How do I get my car repaired?
The person responsible for the damage to your car is the liable (at-fault) party. You should make a property damage claim with the liable party’s insurance. The liability insurer will pay for the repairs to your vehicle or pay the fair market value of your car if it is a total loss.
You are also entitled to “loss of use” compensation. Loss of use is either a rental vehicle or a dollar amount comparable to a replacement/rental vehicle, for the time that you are without a vehicle. This means the time your car is in the repair shop or until payment is issued for the total loss of your car.
Do I have to use the repair shop recommended by the insurance company?
You may have your car repaired at the shop of your choice. It is always a good idea to make sure the shop you are working with uses original equipment manufactured (OEM) parts that are the same type and quality that were on your car prior to the accident.
What if my car is totaled?
If the repairs to your vehicle will cost 75% of the value of your vehicle, or more, then it will likely be deemed a total loss. The insurance company will make you a “total loss offer”, which should equal the fair market value of the vehicle. The insurance company will look at comparable vehicle sales in your area to come up with an estimated fair market value and present a total loss offer to you. The offer will also include taxes, licensing fees, and transfer fees.

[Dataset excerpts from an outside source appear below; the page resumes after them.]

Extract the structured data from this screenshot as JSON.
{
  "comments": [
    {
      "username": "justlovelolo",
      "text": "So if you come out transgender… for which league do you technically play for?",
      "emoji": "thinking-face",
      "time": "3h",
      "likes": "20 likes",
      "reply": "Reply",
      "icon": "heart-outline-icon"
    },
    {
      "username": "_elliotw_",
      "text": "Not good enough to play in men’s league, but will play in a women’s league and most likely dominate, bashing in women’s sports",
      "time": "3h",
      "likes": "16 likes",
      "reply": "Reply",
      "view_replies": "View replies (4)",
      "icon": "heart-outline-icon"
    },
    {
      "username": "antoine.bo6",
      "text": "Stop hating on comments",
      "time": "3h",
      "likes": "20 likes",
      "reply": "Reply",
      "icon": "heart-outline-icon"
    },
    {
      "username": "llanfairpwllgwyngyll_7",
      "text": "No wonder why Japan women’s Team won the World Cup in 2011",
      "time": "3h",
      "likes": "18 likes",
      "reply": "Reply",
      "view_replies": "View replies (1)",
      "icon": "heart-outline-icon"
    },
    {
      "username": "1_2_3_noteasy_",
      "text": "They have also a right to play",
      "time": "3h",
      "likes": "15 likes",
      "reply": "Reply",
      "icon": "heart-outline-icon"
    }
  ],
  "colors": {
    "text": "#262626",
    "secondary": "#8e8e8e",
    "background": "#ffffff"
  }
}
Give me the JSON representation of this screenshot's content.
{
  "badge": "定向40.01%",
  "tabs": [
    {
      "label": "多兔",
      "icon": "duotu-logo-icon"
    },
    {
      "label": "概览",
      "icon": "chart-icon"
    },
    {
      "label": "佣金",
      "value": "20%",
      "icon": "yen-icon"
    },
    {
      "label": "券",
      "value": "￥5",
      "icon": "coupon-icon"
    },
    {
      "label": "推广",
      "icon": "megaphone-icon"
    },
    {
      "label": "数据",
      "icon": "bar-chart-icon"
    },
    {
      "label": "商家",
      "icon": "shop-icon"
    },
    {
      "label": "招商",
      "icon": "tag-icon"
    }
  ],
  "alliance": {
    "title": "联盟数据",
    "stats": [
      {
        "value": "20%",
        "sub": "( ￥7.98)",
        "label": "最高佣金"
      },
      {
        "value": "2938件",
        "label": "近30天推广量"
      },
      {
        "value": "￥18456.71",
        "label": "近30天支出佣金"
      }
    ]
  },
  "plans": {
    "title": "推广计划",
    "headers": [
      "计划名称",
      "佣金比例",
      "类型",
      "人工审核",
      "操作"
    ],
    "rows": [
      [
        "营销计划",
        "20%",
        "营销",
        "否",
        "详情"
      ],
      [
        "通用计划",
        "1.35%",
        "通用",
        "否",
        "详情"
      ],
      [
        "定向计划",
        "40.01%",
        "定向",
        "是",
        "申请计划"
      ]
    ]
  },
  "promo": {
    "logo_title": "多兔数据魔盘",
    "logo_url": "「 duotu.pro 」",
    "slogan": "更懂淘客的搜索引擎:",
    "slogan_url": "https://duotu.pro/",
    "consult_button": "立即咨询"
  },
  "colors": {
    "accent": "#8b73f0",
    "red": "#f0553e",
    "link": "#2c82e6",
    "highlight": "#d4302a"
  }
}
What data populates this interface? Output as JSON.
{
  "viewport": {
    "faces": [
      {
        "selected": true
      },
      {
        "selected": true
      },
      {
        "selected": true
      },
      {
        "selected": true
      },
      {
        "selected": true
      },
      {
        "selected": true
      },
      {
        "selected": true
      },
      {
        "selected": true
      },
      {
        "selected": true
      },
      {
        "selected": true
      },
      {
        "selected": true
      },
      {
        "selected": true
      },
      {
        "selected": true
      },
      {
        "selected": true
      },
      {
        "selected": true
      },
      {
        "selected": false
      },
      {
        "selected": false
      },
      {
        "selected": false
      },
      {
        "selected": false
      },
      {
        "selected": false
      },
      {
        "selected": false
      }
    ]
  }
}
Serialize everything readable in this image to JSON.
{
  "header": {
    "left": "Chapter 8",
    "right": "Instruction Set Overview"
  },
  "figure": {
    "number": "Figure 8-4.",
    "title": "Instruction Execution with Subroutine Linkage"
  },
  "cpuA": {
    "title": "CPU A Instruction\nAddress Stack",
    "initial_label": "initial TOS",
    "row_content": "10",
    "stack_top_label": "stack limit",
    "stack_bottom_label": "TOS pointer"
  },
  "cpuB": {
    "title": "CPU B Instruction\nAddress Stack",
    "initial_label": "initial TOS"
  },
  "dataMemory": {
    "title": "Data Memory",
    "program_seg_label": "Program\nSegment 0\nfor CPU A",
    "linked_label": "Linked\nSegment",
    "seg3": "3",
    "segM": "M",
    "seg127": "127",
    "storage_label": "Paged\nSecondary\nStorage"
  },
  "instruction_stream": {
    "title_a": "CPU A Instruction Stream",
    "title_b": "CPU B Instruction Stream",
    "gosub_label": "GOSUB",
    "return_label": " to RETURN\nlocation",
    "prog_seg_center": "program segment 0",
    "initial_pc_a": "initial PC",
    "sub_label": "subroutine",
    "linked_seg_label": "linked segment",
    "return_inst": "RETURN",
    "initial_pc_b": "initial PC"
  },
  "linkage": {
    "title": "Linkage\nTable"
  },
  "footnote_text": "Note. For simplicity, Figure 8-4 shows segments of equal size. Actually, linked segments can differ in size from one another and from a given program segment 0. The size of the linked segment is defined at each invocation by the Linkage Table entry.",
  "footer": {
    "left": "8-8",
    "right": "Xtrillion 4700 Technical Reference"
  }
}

If you feel the amount is satisfactory, the insurance company will pay off your car loan, if you have one, and you will receive any remaining amount. Be aware that the insurance company will usually only pay for a rental vehicle for a few more days after a total loss offer is made to you.
There is language in the insurance laws that allow for either “replacement with another of like kind and quality” or for a cash settlement (total loss offer). Almost all total losses are resolved with a cash settlement because insurance companies rarely offer a replacement vehicle.
What if the total loss offer is less than the loan on my car?
Unfortunately, there are times when people are upside down on their car loan, which means they owe more on the loan than the car is worth. When your car is deemed a total loss, you are owed the fair market value of your car, not the amount of your car loan. So, the insurance company will pay the amount of the total loss offer to the lender and you will still be responsible for the balance on the loan.
If you purchased Guaranteed Auto Protection (GAP) when you took out the car loan, GAP should cover the difference and pay off the balance. If you do not have GAP, then contact your lender before accepting the insurer’s total loss offer and ask the lender to accept the offer amount as full satisfaction of your loan.
What is the difference between collision coverage and comprehensive coverage?
Both types of property damage coverages are optional and cover damages to things (not people). Comprehensive covers damages caused by something that is out of anyone’s control, such as natural disasters or a deer leaping into your windshield. Collision coverage applies when your car collides with something else, such as a crash involving two cars or a crash involving your car and a mailbox. If you use your own collision coverage for damages to your vehicle caused by someone else, your insurance company will eventually seek reimbursement from the liable party or insurer.
Who pays for the damages to my car if I am at-fault for an accident?
If an auto accident is your fault, the only place you can look for reimbursement is to your own wallet or insurance policy. If you have collision coverage on your policy, then that coverage will pay for the damages to your vehicle. If you pay for rental coverage, then your insurance company will provide you with a rental vehicle while your car is being repaired.
What if I am in a wreck caused by an uninsured driver?
While liability insurance is required in Kentucky, there are, unfortunately, people who drive without it. If you have the misfortune of being in a wreck caused by an uninsured driver, you can turn to your own collision coverage if you have it.